Und man sollte die Tasten nach dem Anschlagen ruhig auch halten, also einen Akkord anschlagen und ihn komplett ausklingen lassen. Damit hört man das Ausschwingverhalten, kann dem Klang und seiner Entwicklung im Instrument nachhorchen – und da erfährt man dann noch einmal stärker den emotionalen Charakter eines Klangs.
Diese emotionale Erfahrung bei unterschiedlichen Instrumenten wird jedem Klavierneuling erkennen lassen, ob das Instrument klanglich zu einem „spricht“ oder nicht.
Nur auf diese Weise kann man auswählen, welches Instrumente das „richtige“ für jemanden ist. Denn irgendwann will man nicht mehr darüber nachdenken, ob der Klang einen einfängt oder man ihn noch gut findet: Man will ihn täglich im Spiel genießen, ohne darüber nachzudenken.
Wenn dann nach mehreren Jahren der Klang sich aufgrund von eingespielten Hammerfilzen oder anderen Details im Instrument verändert, weiß man dennoch, dass die Anlage des Klangs im Instrument vorhanden ist. Und dann muss man mit dem Klaviertechniker darüber sprechen, ihm erklären, wie der Klang einmal war oder wie er sein soll. Denn ein Klaviertechniker ist in der Lage durch Intonierung den Klang zu verändern, ihn wieder „in Stand zu setzen“, wie man es bei einem Auto nennen würde.
Dennoch gilt beim Ausprobieren eines Instruments: Lassen Sie sich Zeit, lassen sie die Klänge auf sich und am besten einem vertrauten Bekannten, der ein wenig weiter vom Instrument entfernt steht, wirken, lassen Sie die Klänge ausschwingen, lassen sie sie auch einmal ganz kurz erklingen.
Auf diese Weise können sie das emotionale Verhältnis zum Instrument und seinen klanglichen Möglichkeiten aufbauen.

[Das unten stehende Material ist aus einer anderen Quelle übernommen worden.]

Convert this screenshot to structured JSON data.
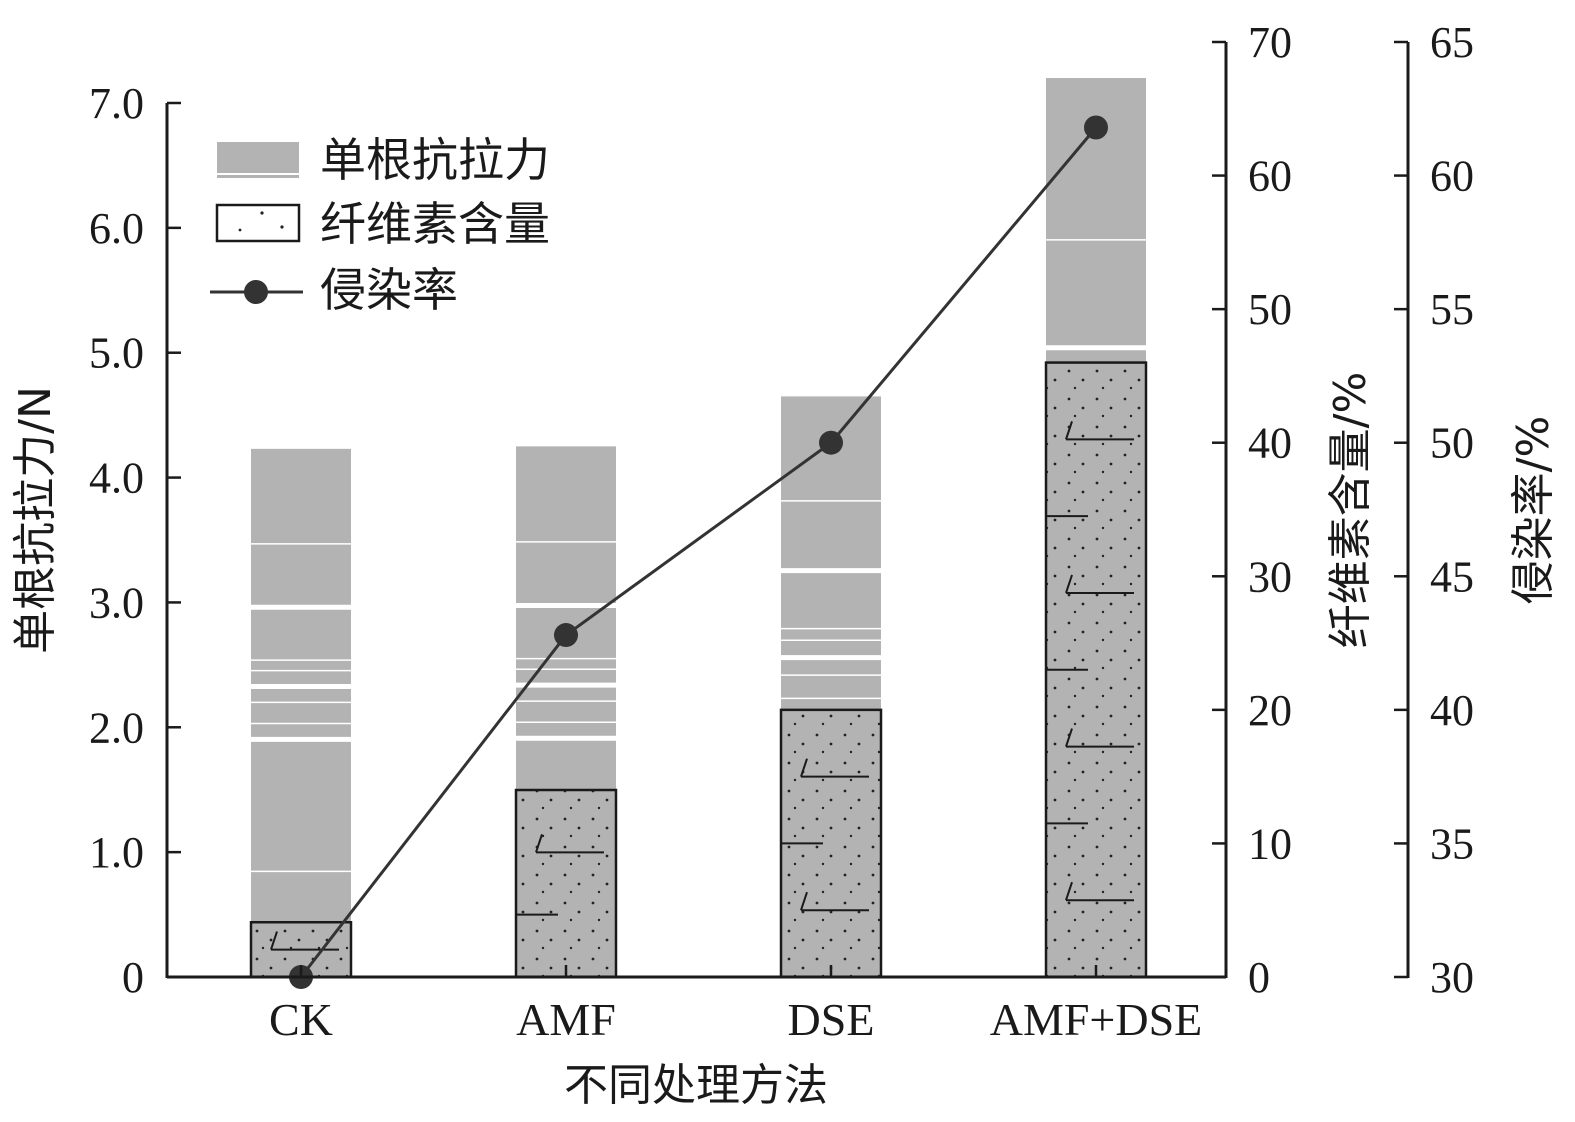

Und eigentlich geht es vor allem darum! Wenn ein Konzertflügel von professionellen Pianisten ausgewählt wird, machen sie es eigentlich kaum anders, nur dass sie andere Werke spielen und mehr Erfahrung mitbringen. Aber letztendlich geht es auch bei ihnen darum, sich emotional dem Klang hinzugeben und sich gegebenenfalls von ihm verzaubern zu lassen.